Hay libros que surgen por una palabra, un verbo, una escena. Reconocer ese destello no es algo que pueda imponerse por decreto. Hay una frase que Marguerite Yourcenar leyó y subrayó en un volumen de la correspondencia de Flaubert, y que fue el punto de partida de sus Memorias de Adriano: “Cuando los dioses ya no existían y Cristo no había aparecido aún, hubo un momento único, desde Cicerón hasta Marco Aurelio, en que sólo estuvo el hombre”.
Todos sabemos de fantasmas que habitan en nosotros. Cuando se nos muere alguien a quien quisimos mucho, buscamos cualquier manera de ser habitados por esa persona, para que no se nos desvanezca totalmente. Nos aferramos a algún fragmento suyo que nos permita conservarlo vivo un tiempo más, antes del olvido, y hay un momento en que lo dejamos ir. Con las palabras y los lugares sucede más o menos lo mismo. Habitamos espacios abiertos y cerrados, en casas y calles, en pueblos y ciudades, y tomamos conciencia y podemos entenderlo porque simultáneamente habitamos el lenguaje.
Existen sincronías magníficas. Una amiga me habla entusiasmada de lo que ha estado leyendo para la universidad, unos textos del filósofo Hans-Georg Gadamer, y casi no puedo creer que nos habiten preocupaciones similares. Le pido que me mande un párrafo de Gadamer, y ella lo hace esa misma noche: “Estamos tan íntimamente insertos en el lenguaje como en el mundo. El lenguaje posee una fuerza protectora y ocultadora. El lenguaje es el verdadero centro del mundo. Habitamos en la palabra”.
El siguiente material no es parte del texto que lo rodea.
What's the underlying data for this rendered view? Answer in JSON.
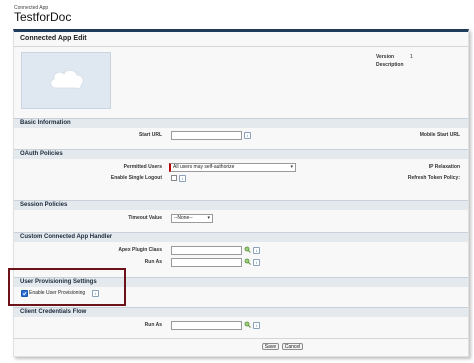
{
  "header": {
    "subtitle": "Connected App",
    "title": "TestforDoc"
  },
  "panel": {
    "title": "Connected App Edit"
  },
  "version": {
    "version_label": "Version",
    "version_value": "1",
    "description_label": "Description"
  },
  "sections": {
    "basic": "Basic Information",
    "oauth": "OAuth Policies",
    "session": "Session Policies",
    "handler": "Custom Connected App Handler",
    "provisioning": "User Provisioning Settings",
    "client": "Client Credentials Flow"
  },
  "fields": {
    "start_url": "Start URL",
    "mobile_start_url": "Mobile Start URL",
    "permitted_users": "Permitted Users",
    "permitted_users_value": "All users may self-authorize",
    "ip_relaxation": "IP Relaxation",
    "enable_single_logout": "Enable Single Logout",
    "refresh_token_policy": "Refresh Token Policy:",
    "timeout_value": "Timeout Value",
    "timeout_selected": "--None--",
    "apex_plugin_class": "Apex Plugin Class",
    "run_as": "Run As",
    "enable_user_provisioning": "Enable User Provisioning",
    "client_run_as": "Run As"
  },
  "buttons": {
    "save": "Save",
    "cancel": "Cancel"
  },
  "icons": {
    "info": "i"
  },
  "colors": {
    "header_bar": "#1f3d5a",
    "required": "#c00000",
    "highlight": "#6b1318",
    "checkbox": "#2b6fd6"
  }
}
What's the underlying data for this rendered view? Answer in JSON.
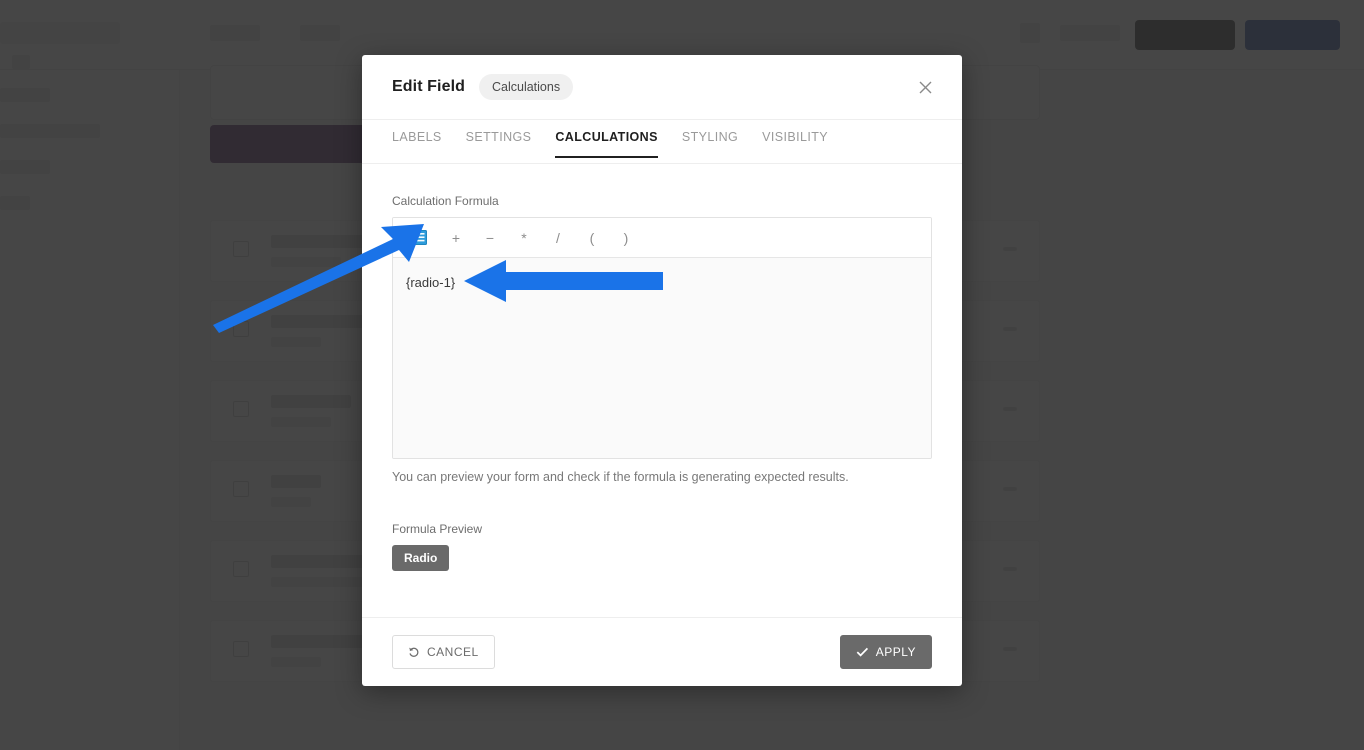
{
  "modal": {
    "title": "Edit Field",
    "badge": "Calculations",
    "close_icon": "close-icon",
    "tabs": [
      {
        "label": "LABELS",
        "active": false
      },
      {
        "label": "SETTINGS",
        "active": false
      },
      {
        "label": "CALCULATIONS",
        "active": true
      },
      {
        "label": "STYLING",
        "active": false
      },
      {
        "label": "VISIBILITY",
        "active": false
      }
    ],
    "calculations": {
      "formula_label": "Calculation Formula",
      "toolbar": {
        "insert_field_icon": "form-field-icon",
        "insert_field_color": "#2d9cdb",
        "operators": [
          "+",
          "−",
          "*",
          "/",
          "(",
          ")"
        ]
      },
      "formula_value": "{radio-1}",
      "helper_text": "You can preview your form and check if the formula is generating expected results.",
      "preview_label": "Formula Preview",
      "preview_value": "Radio"
    },
    "footer": {
      "cancel_label": "CANCEL",
      "cancel_icon": "undo-icon",
      "apply_label": "APPLY",
      "apply_icon": "check-icon",
      "apply_color": "#6a6a6a"
    }
  },
  "annotations": {
    "arrow_color": "#1a73e8",
    "arrows": [
      {
        "name": "arrow-to-insert-field-icon"
      },
      {
        "name": "arrow-to-formula-value"
      }
    ]
  },
  "background": {
    "scrim_color": "#282828",
    "accent_purple": "#6b3f7c"
  }
}
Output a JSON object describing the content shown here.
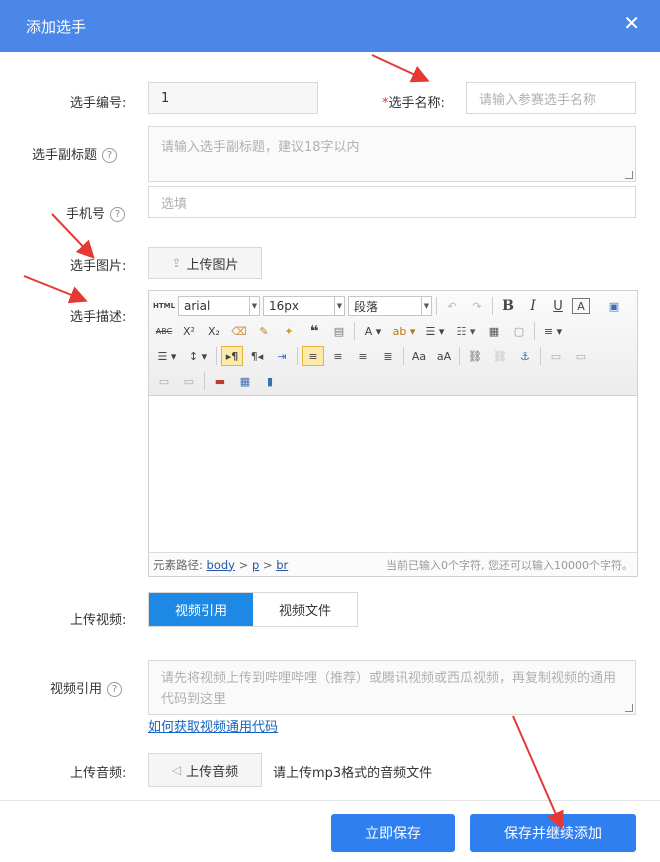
{
  "dialog": {
    "title": "添加选手",
    "close_icon": "close-icon"
  },
  "fields": {
    "player_no": {
      "label": "选手编号:",
      "value": "1"
    },
    "player_name": {
      "required_mark": "*",
      "label": "选手名称:",
      "placeholder": "请输入参赛选手名称"
    },
    "subtitle": {
      "label": "选手副标题",
      "placeholder": "请输入选手副标题，建议18字以内"
    },
    "phone": {
      "label": "手机号",
      "placeholder": "选填"
    },
    "image": {
      "label": "选手图片:",
      "button": "上传图片"
    },
    "desc": {
      "label": "选手描述:"
    }
  },
  "editor": {
    "font_family": "arial",
    "font_size": "16px",
    "paragraph": "段落",
    "status_prefix": "元素路径:",
    "path": [
      "body",
      "p",
      "br"
    ],
    "path_sep": ">",
    "count_text": "当前已输入0个字符, 您还可以输入10000个字符。"
  },
  "video": {
    "label": "上传视频:",
    "tabs": [
      "视频引用",
      "视频文件"
    ],
    "ref_label": "视频引用",
    "ref_placeholder": "请先将视频上传到哔哩哔哩（推荐）或腾讯视频或西瓜视频，再复制视频的通用代码到这里",
    "help_link": "如何获取视频通用代码"
  },
  "audio": {
    "label": "上传音频:",
    "button": "上传音频",
    "hint": "请上传mp3格式的音频文件"
  },
  "footer": {
    "save": "立即保存",
    "save_continue": "保存并继续添加"
  },
  "colors": {
    "header": "#4a87e8",
    "primary": "#2f7ff0",
    "annotation": "#e53935"
  }
}
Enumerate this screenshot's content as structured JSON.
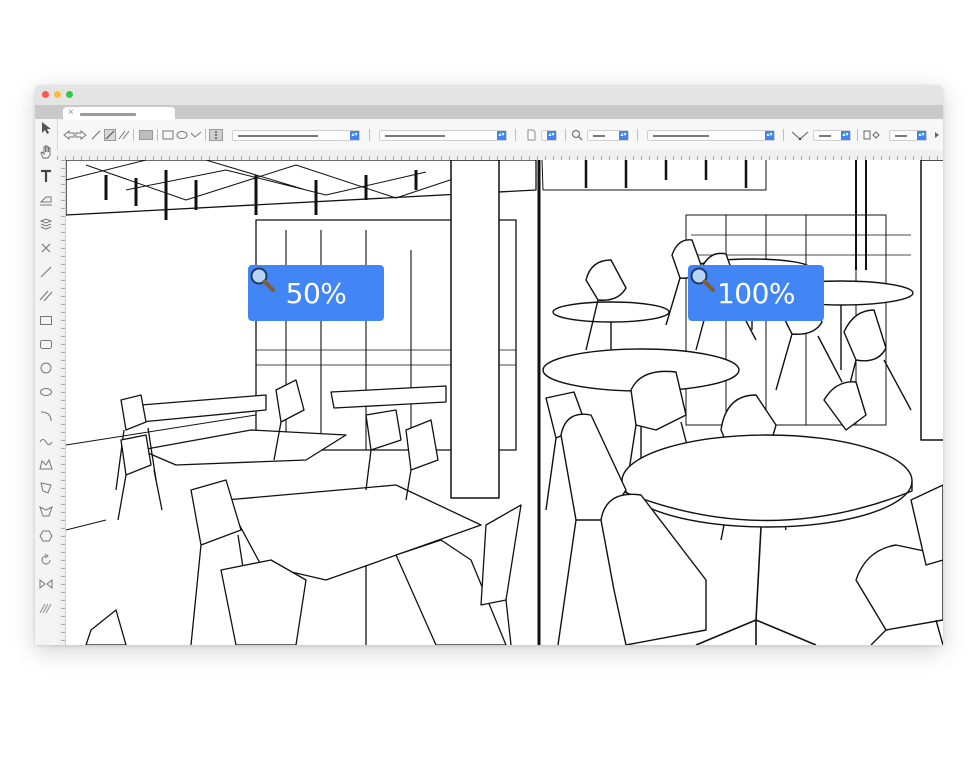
{
  "window": {
    "traffic_lights": {
      "close": "#fc5753",
      "minimize": "#fdbc40",
      "maximize": "#33c748"
    }
  },
  "tab": {
    "close_glyph": "×"
  },
  "canvas": {
    "left_view": {
      "zoom_label": "50%",
      "icon": "magnifier-icon"
    },
    "right_view": {
      "zoom_label": "100%",
      "icon": "magnifier-icon"
    },
    "accent_color": "#4285f4"
  }
}
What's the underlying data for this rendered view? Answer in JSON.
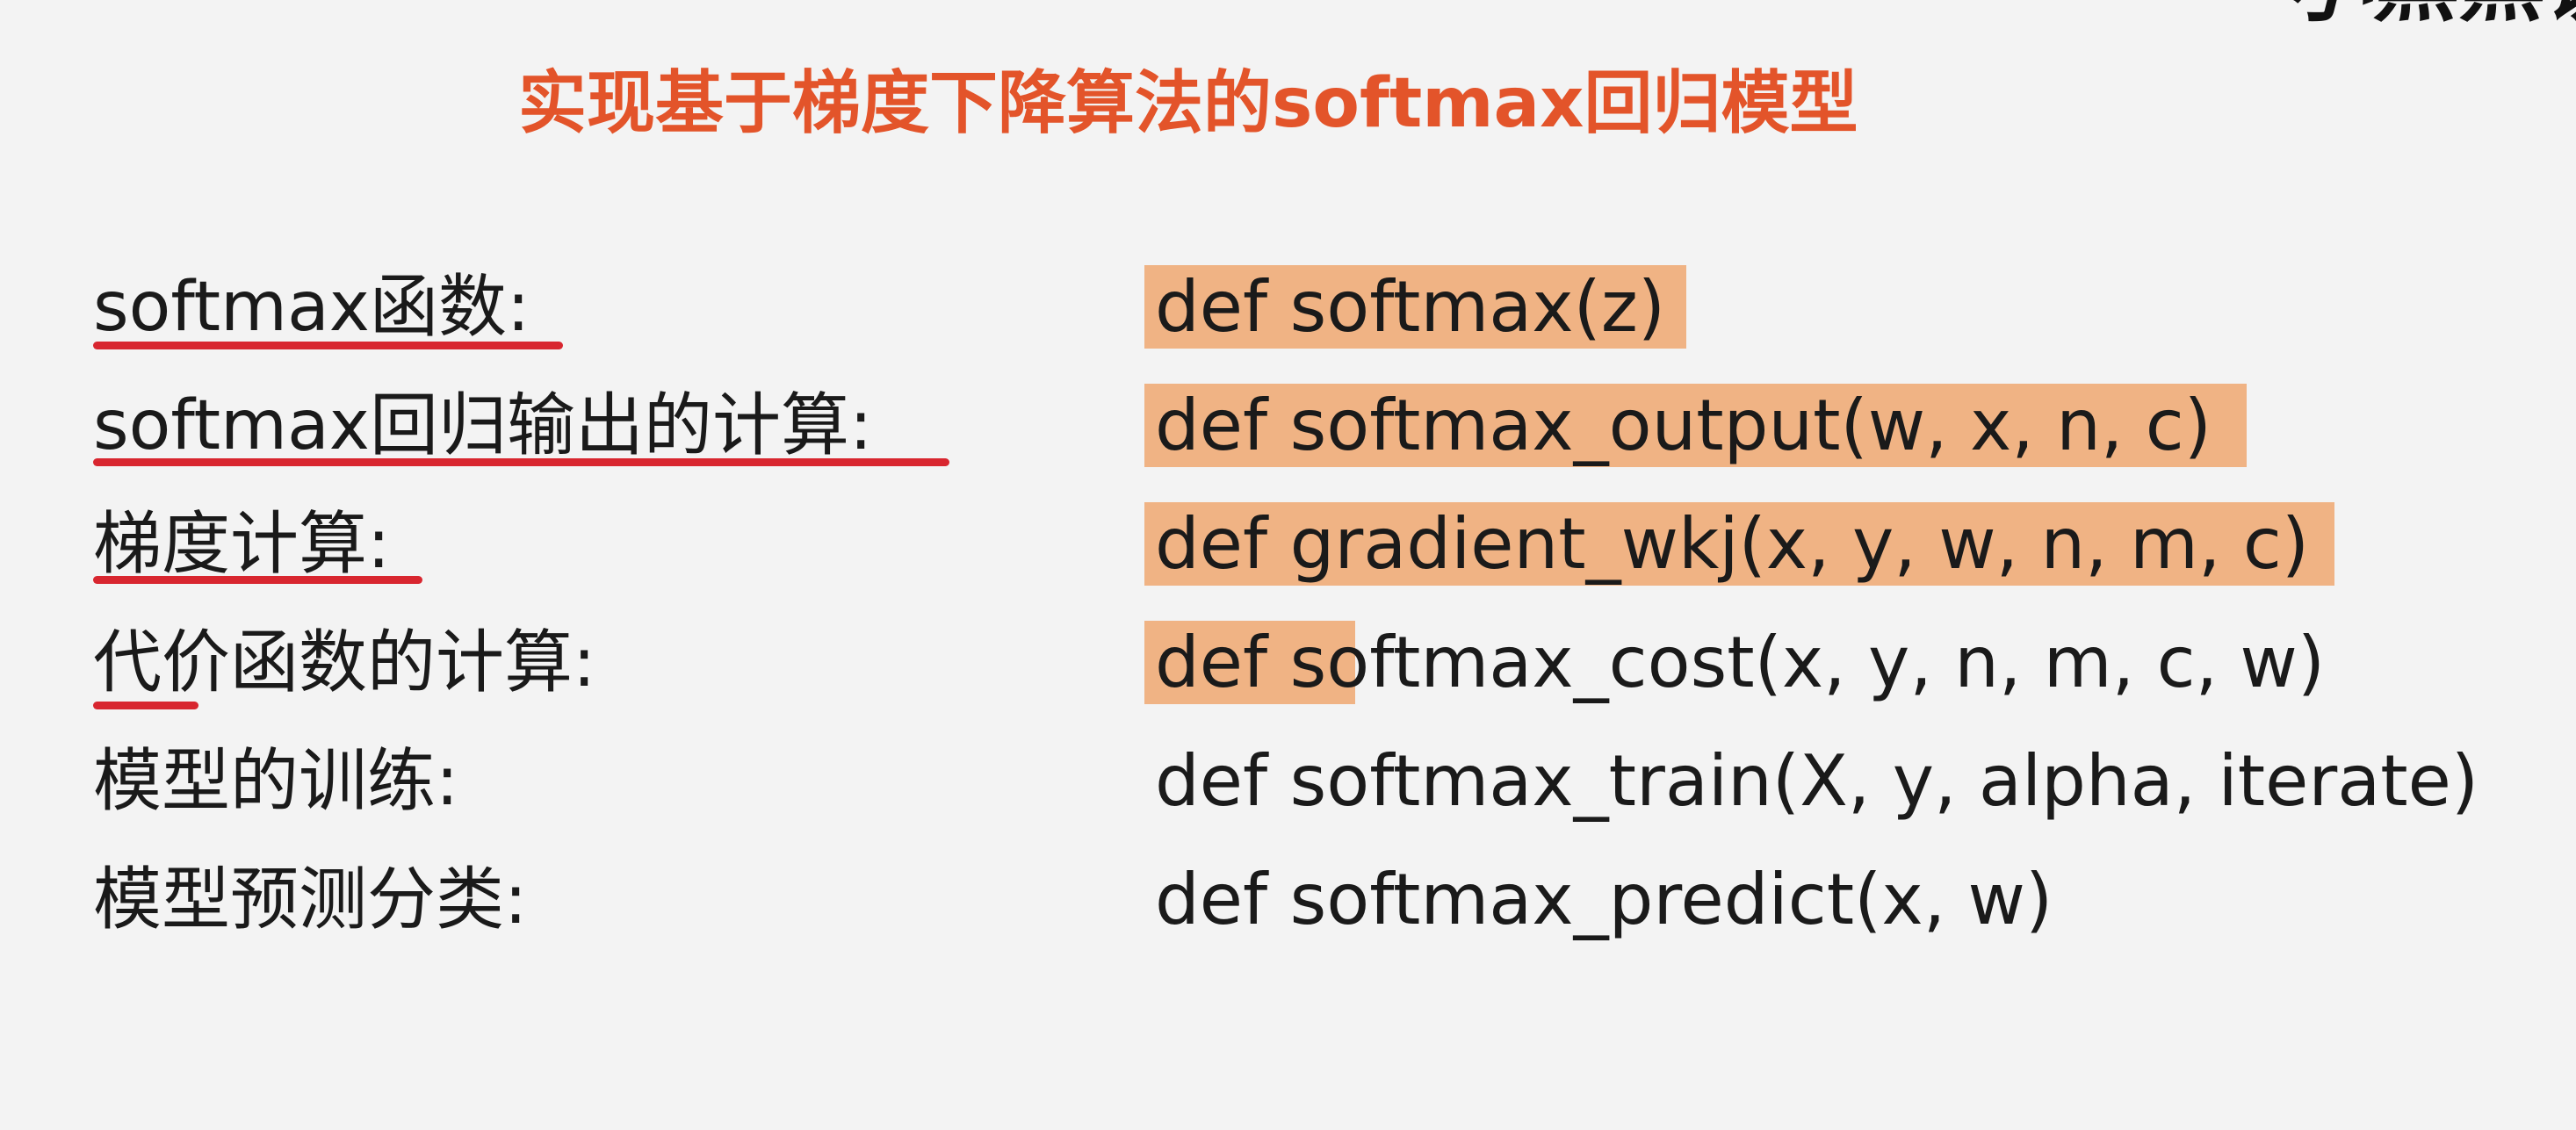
{
  "watermark": "小黑黑讲",
  "title": "实现基于梯度下降算法的softmax回归模型",
  "rows": [
    {
      "label": "softmax函数:",
      "code": "def softmax(z)"
    },
    {
      "label": "softmax回归输出的计算:",
      "code": "def softmax_output(w, x, n, c)"
    },
    {
      "label": "梯度计算:",
      "code": "def gradient_wkj(x, y, w, n, m, c)"
    },
    {
      "label": "代价函数的计算:",
      "code": "def softmax_cost(x, y, n, m, c, w)"
    },
    {
      "label": "模型的训练:",
      "code": "def softmax_train(X, y, alpha, iterate)"
    },
    {
      "label": "模型预测分类:",
      "code": "def softmax_predict(x, w)"
    }
  ],
  "colors": {
    "title": "#e3542a",
    "highlight": "#f0b384",
    "underline": "#d8262f",
    "text": "#1a1a1a",
    "background": "#f3f3f3"
  }
}
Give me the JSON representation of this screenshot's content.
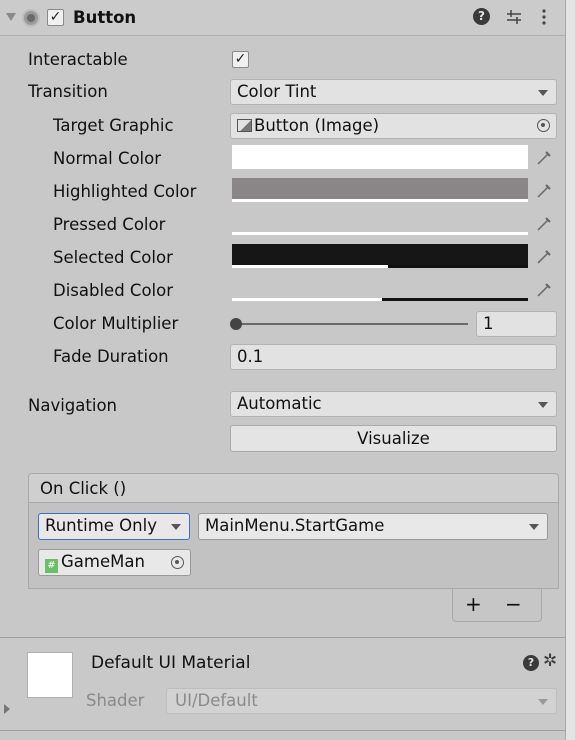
{
  "header": {
    "title": "Button",
    "enabled": true,
    "help_icon": "help-icon",
    "presets_icon": "presets-icon",
    "menu_icon": "kebab-menu-icon"
  },
  "properties": {
    "interactable": {
      "label": "Interactable",
      "checked": true,
      "check_glyph": "✓"
    },
    "transition": {
      "label": "Transition",
      "value": "Color Tint"
    },
    "target_graphic": {
      "label": "Target Graphic",
      "value": "Button (Image)"
    },
    "normal_color": {
      "label": "Normal Color",
      "color": "#ffffff"
    },
    "highlighted_color": {
      "label": "Highlighted Color",
      "color": "#8a8687"
    },
    "pressed_color": {
      "label": "Pressed Color",
      "color": "#c8c8c8"
    },
    "selected_color": {
      "label": "Selected Color",
      "color": "#161616"
    },
    "disabled_color": {
      "label": "Disabled Color",
      "color": "#c8c8c8"
    },
    "color_multiplier": {
      "label": "Color Multiplier",
      "value": "1",
      "slider_fraction": 0.0
    },
    "fade_duration": {
      "label": "Fade Duration",
      "value": "0.1"
    },
    "navigation": {
      "label": "Navigation",
      "value": "Automatic"
    },
    "visualize": {
      "label": "Visualize"
    }
  },
  "on_click": {
    "title": "On Click ()",
    "runtime_mode": "Runtime Only",
    "function": "MainMenu.StartGame",
    "target_object": "GameMan",
    "add_label": "+",
    "remove_label": "−"
  },
  "material": {
    "name": "Default UI Material",
    "shader_label": "Shader",
    "shader_value": "UI/Default"
  }
}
Por supuesto que sí, le contesto: habitamos en la palabra. Y las palabras nos habitan, para fortuna nuestra. Escribir también es dejarse habitar por el lenguaje. Lo mismo que la lectura. El arte explora el lenguaje buscando respuestas, y lo mejor que puede hacer es dejar instaladas preguntas que se formulen por mucho tiempo. Cuando miramos una fotografía que nos cautiva, cuando leemos un libro que nos estimula, cuando contemplamos una pintura que nos mueve, cuando disfrutamos las secuencias de una película filmada con talento y sensibilidad, experimentamos goce estético, y después buscamos palabras que lo descifren y le permitan quedarse en nosotros.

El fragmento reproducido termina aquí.